Avec son allure de bon gros débonnaire et sa moustache à la Branquignol, on croyait que André Flahaut avait choisi l’armée non pour sa cuisine mais pour son humour. Après l’Institut Emile Vandervelde et le ministère de la fonction publique, de la régie des bâtiments et des anciens combattants, fonctions où il n’avait pas vraiment fait rigoler, on s’était dit : v’là le Dédé chez les troufions, ‘ va enfin s’éclater ! Penses-tu ! Plus ganache que jamais ! L’humour troupier est réservé aux pioupious, aux sans-grades, qu’incarnait si bien Fernandel jadis. Plus on monte dans la hiérarchie, moins on rit.
On comprend donc que le sang à Dédé n’a fait qu’un tour lorsqu’il a découvert dans l’hebdo flamand Humo une caricature de l’armée belge. Détournant une des pubs dont le ministre est si fier qui vante le beau métier de militaire sur le thème « engagez-vous ! vous serez un homme, un vrai !», ces méchants Flamoutches rappelaient dans le style bête et méchant quelques-uns des exploits de notre grande muette, les charmants barbecues organisés par notre corps humanitaire sur quelques enfants de Somalie, le coup d’état préparé par d’autres affreux qui affichent dans leur 4×4 la photo d’Hitler plutôt que celle de leur ministre. De quoi s’étonne Dédé ? Chez nous, l’armée n’a jamais été avare de bonnes histoires : rappelez-vous celle des hélicoptères Agusta qui étaient si lourds qu’ils ne pouvaient voler que jusqu’aux banques luxembourgeoises.

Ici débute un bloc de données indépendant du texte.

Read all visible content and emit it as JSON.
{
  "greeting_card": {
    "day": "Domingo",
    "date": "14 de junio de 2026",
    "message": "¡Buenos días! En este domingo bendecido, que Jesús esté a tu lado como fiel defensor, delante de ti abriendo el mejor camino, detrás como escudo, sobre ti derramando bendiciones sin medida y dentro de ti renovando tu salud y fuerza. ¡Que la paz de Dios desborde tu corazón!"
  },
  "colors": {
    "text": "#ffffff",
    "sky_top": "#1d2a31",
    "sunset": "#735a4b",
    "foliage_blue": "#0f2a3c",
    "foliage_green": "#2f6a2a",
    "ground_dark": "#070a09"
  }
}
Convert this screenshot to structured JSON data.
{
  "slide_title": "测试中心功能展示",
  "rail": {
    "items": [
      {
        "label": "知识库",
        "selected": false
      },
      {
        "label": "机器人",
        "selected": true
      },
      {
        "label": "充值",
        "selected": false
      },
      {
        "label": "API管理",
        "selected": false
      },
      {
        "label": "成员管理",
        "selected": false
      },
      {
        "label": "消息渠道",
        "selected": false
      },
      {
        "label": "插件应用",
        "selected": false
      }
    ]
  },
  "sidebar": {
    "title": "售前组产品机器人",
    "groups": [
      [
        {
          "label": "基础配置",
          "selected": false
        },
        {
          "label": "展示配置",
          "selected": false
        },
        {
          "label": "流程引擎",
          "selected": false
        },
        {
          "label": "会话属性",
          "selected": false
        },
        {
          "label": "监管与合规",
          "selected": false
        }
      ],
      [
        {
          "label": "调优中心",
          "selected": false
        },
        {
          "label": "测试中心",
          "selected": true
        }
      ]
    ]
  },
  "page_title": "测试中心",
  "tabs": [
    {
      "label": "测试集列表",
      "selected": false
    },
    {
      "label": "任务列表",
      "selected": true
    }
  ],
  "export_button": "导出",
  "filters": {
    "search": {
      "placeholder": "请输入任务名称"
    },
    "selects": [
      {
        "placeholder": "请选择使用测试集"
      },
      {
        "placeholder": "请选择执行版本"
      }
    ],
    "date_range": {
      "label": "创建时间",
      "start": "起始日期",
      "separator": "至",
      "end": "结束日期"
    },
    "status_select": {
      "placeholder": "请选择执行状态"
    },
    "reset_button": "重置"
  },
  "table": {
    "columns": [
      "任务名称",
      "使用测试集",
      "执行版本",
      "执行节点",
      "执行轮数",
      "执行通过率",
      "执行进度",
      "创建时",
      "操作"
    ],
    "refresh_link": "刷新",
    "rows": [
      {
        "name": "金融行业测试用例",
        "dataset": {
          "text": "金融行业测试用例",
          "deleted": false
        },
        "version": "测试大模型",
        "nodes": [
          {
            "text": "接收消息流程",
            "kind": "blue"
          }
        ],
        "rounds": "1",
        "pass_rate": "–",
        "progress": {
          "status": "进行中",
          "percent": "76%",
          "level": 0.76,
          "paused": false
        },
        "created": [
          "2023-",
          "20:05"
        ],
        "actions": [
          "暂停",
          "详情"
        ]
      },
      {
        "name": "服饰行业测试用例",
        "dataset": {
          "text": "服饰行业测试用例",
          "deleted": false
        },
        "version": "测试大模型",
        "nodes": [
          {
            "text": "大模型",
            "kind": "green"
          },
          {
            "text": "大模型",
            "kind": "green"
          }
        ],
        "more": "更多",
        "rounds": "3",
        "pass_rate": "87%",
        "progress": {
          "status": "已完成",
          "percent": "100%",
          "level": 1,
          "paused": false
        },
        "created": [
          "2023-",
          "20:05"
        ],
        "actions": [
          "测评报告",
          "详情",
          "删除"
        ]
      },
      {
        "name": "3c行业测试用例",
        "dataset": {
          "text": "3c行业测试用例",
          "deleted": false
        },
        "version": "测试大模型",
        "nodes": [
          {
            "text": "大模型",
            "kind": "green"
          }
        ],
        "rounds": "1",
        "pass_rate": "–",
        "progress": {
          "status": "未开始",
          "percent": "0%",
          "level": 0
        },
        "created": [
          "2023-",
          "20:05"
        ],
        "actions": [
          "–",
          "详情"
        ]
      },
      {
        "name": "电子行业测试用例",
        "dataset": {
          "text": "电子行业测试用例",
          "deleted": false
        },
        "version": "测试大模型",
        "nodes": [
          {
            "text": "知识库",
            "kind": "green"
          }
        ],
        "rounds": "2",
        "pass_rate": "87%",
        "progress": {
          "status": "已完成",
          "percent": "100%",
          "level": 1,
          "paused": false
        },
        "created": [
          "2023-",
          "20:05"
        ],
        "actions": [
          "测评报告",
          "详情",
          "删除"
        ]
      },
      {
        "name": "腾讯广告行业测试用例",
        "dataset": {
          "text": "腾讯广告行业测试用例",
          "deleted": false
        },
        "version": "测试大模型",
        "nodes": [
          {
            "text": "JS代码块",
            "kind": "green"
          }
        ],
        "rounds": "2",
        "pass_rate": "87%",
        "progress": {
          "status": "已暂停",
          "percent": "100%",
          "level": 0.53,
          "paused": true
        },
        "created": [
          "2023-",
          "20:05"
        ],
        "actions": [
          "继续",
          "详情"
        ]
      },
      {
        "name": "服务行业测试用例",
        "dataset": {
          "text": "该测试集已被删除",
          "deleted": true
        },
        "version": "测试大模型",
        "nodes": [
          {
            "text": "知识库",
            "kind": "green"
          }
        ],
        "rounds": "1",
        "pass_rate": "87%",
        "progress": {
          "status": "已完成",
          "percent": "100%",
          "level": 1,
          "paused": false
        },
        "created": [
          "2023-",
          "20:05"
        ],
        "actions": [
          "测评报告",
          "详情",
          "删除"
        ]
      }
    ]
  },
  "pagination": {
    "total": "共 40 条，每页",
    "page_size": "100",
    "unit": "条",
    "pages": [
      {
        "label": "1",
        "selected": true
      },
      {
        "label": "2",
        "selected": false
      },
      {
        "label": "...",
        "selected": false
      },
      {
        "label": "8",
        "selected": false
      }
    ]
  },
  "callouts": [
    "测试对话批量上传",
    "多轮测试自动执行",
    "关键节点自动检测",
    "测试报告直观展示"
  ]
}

D’un autre côté, pourquoi Humo s’acharne-t-il sur le pauvre Dédé ? C’est pas Superman. Il ne peut pas être partout à la fois : faire sa campagne pour le maïorat de Nivelles et débusquer les fascistes dans ses services. Ou les détournements commis par quelques brebis kaki égarées. Ou demander aux soldats de faire moins de bruit quand ils font la fête au Kosovo et que ça dérange les voisins. On ne peut tout de même pas mettre un Flahaut derrière chaque militaire.
Pour les choses importantes, il est présent, Dédé, 5 sur 5. La preuve : une caricature dans la presse qui ose se moquer de ses hommes, ça, il l’a pas raté, scrogneugneu. Même qu’il s’est mis en tête des troupes pour crier « Feu ! » contre l’humo-riste.
La liberté de la presse ne s’use que quand on ne s’en sert pas, proclame Le Canard enchaîné. Mais c’est sans doute pas le genre de lecture de Dédé.
Ne lui jetons pas la pierre. Ce n’est pas toujours facile de rire. Faut qu’il s’y mette progressivement… L’humour, c’est comme le flamand, on ne comprend pas tout du premier coup. Mais avec un effort, une plongée en immersion, j’ai confiance : notre Dédé va y arriver. Peut-être même qu’il finira par devenir roi du comique troupier.